Editorial - Trabalho infantil
Trabalho infantil
Cerca de 20 milhões de menores entre os 5 e os 15 anos trabalham em condições de risco e exploração na América Latina, 3,5 milhões deles na América Central, asseguraram durante um encontro em San José, na Costa Rica, técnicos da Organização Internacional do Trabalho (OIT). Da América Latina, Brasil e Peru são os países que têm os problemas mais graves em exploração do trabalho de menores, registrando boa parte dos 20 milhões, sem contar os que são explorados sexualmente, informou à imprensa internacional a espanhola Carmen Moreno, funcionária da OIT. Coordenadora sub-regional do Programa Internacional para a Erradicação do Trabalho Infantil da OIT (Ipec), ela precisou que na América Central o problema maior é na Guatemala, seguido pela Nicarágua, Honduras e El Salvador, e menor na Costa Rica e Panamá. A OIT calcula que apenas 10% das crianças trabalhadoras se situam no mercado formal da economia.
A divulgação destes números pode dar a impressão de que o presidente dos Estados Unidos, Bill Clinton, estava com razão no pronunciamento que fez durante a fracassada reunião da Organização Mundial do Comércio e em que criticou o Brasil, afirmando que a indústria calçadista usava trabalho infantil. Ocorre que embora não se possa contestar os números da OIT sobre a exploração do trabalho infantil no Brasil, é certo que esta situação está ligada a muitos outros setores. Ademais, parece bem clara a intenção do presidente norte-americano, muito mais preocupado com a concorrência que a indústria calçadista faz nos Estados Unidos do que com os aspectos humanitários da exploração do trabalho infantil.
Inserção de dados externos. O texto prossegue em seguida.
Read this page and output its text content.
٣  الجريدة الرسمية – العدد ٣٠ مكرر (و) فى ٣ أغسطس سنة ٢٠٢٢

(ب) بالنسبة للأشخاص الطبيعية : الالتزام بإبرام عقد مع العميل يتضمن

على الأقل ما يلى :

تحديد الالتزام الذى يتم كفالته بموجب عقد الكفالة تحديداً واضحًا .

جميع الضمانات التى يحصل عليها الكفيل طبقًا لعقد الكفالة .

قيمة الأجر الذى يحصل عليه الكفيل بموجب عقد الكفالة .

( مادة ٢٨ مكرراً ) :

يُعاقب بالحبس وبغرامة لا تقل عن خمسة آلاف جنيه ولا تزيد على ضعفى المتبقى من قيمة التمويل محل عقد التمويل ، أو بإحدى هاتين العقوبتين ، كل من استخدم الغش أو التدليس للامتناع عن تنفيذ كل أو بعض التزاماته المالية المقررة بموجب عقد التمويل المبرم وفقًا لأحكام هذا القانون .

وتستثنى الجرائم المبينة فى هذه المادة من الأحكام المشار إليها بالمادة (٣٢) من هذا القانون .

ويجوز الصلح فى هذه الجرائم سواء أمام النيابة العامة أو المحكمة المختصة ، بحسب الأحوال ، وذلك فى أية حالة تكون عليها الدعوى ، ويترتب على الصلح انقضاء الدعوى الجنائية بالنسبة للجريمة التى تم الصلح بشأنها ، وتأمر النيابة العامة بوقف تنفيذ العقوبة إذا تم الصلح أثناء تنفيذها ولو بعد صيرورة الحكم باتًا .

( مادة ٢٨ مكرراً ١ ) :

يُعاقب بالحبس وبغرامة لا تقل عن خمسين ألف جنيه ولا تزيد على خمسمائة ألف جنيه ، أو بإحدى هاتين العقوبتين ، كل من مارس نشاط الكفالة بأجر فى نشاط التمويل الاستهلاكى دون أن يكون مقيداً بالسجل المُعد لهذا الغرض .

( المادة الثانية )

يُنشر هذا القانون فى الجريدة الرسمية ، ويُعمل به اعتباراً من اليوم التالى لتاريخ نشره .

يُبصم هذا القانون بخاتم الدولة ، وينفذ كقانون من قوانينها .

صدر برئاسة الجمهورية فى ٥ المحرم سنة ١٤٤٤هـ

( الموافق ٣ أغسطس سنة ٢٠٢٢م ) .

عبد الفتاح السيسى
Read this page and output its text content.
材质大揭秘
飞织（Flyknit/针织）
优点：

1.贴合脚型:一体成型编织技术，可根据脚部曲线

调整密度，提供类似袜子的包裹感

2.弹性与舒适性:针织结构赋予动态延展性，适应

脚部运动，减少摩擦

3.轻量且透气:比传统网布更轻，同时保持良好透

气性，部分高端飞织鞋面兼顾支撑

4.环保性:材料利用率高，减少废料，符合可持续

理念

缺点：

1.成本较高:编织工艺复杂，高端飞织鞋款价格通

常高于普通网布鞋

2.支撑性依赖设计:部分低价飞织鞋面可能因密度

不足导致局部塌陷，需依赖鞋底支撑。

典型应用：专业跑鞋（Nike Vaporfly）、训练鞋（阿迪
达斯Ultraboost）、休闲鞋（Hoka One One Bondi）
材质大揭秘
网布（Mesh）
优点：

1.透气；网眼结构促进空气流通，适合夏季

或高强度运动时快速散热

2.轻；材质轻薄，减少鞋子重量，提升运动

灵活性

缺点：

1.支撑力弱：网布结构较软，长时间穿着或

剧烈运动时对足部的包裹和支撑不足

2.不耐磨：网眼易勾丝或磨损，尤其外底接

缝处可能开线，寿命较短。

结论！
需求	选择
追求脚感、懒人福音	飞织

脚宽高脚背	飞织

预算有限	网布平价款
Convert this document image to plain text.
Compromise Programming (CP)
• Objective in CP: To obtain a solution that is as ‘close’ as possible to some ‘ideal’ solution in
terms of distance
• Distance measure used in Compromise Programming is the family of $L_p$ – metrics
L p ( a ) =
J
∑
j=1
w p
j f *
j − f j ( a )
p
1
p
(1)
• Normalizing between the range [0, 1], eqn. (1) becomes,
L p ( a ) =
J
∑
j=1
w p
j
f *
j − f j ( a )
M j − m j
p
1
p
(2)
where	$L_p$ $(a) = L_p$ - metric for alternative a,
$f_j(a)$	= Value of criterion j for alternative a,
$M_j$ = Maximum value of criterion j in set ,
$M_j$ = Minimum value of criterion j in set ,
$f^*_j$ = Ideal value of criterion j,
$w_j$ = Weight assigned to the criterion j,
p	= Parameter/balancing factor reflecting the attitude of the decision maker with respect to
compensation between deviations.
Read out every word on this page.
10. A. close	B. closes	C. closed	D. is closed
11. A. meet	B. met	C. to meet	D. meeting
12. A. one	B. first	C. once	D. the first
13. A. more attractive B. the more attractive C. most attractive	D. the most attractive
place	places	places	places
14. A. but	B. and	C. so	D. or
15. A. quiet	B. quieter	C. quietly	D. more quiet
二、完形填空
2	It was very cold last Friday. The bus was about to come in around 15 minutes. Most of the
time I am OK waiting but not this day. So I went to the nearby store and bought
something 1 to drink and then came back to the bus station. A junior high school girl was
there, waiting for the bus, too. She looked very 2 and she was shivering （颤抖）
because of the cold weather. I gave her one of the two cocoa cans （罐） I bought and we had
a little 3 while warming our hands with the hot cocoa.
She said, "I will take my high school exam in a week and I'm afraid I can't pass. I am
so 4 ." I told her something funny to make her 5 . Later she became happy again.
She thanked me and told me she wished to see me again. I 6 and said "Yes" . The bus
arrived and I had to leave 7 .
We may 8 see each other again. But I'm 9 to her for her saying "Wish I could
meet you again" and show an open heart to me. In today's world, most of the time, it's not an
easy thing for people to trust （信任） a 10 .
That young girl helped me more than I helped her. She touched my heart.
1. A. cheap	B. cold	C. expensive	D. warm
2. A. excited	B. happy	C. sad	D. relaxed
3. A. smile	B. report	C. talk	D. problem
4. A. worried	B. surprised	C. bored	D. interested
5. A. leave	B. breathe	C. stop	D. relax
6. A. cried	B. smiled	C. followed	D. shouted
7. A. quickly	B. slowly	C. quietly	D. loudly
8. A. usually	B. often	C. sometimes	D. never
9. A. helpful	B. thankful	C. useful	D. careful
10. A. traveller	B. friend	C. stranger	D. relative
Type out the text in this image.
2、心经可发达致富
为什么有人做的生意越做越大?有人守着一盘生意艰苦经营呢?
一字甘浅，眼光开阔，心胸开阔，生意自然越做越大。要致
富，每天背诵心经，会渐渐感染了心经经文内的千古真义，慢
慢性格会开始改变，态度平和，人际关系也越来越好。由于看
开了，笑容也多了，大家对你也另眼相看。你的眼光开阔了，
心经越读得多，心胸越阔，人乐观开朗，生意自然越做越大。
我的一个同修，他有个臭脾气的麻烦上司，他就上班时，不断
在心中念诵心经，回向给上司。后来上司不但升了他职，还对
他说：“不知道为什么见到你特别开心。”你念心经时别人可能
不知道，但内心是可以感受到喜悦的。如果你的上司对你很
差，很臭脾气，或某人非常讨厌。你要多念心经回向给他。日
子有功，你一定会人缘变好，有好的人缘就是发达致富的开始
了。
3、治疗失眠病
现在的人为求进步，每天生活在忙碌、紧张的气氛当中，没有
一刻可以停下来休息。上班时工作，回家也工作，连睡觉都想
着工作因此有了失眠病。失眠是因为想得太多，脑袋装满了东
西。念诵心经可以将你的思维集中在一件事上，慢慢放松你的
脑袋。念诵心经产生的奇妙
Quando se sabe que as palavras de Clinton podem custar bilhões de dólares para a indústria calçadista brasileira, conforme declarações do presidente da Federação das Indústrias do Estado de São Paulo (Fiesp), Horácio Lafer Piva, é possível entender a hipocrisia implícita em todo o pronunciamento do presidente dos Estados Unidos. Importa pouco o problema real, a exploração dos menores, o drama efetivo de 20 milhões de crianças que são submetidas a pressões desumanas, interessando mais a discussão comercial e o interesse de determinado setor. Com isto, ao invés de contribuir de modo efetivo para que se enfrente o problema, conturba-se mais o clima, o que, no fim, atende ao jogo dos que laboram apenas em função de seus interesses. É o próprio retrato da guerra que se vive no comércio mundial.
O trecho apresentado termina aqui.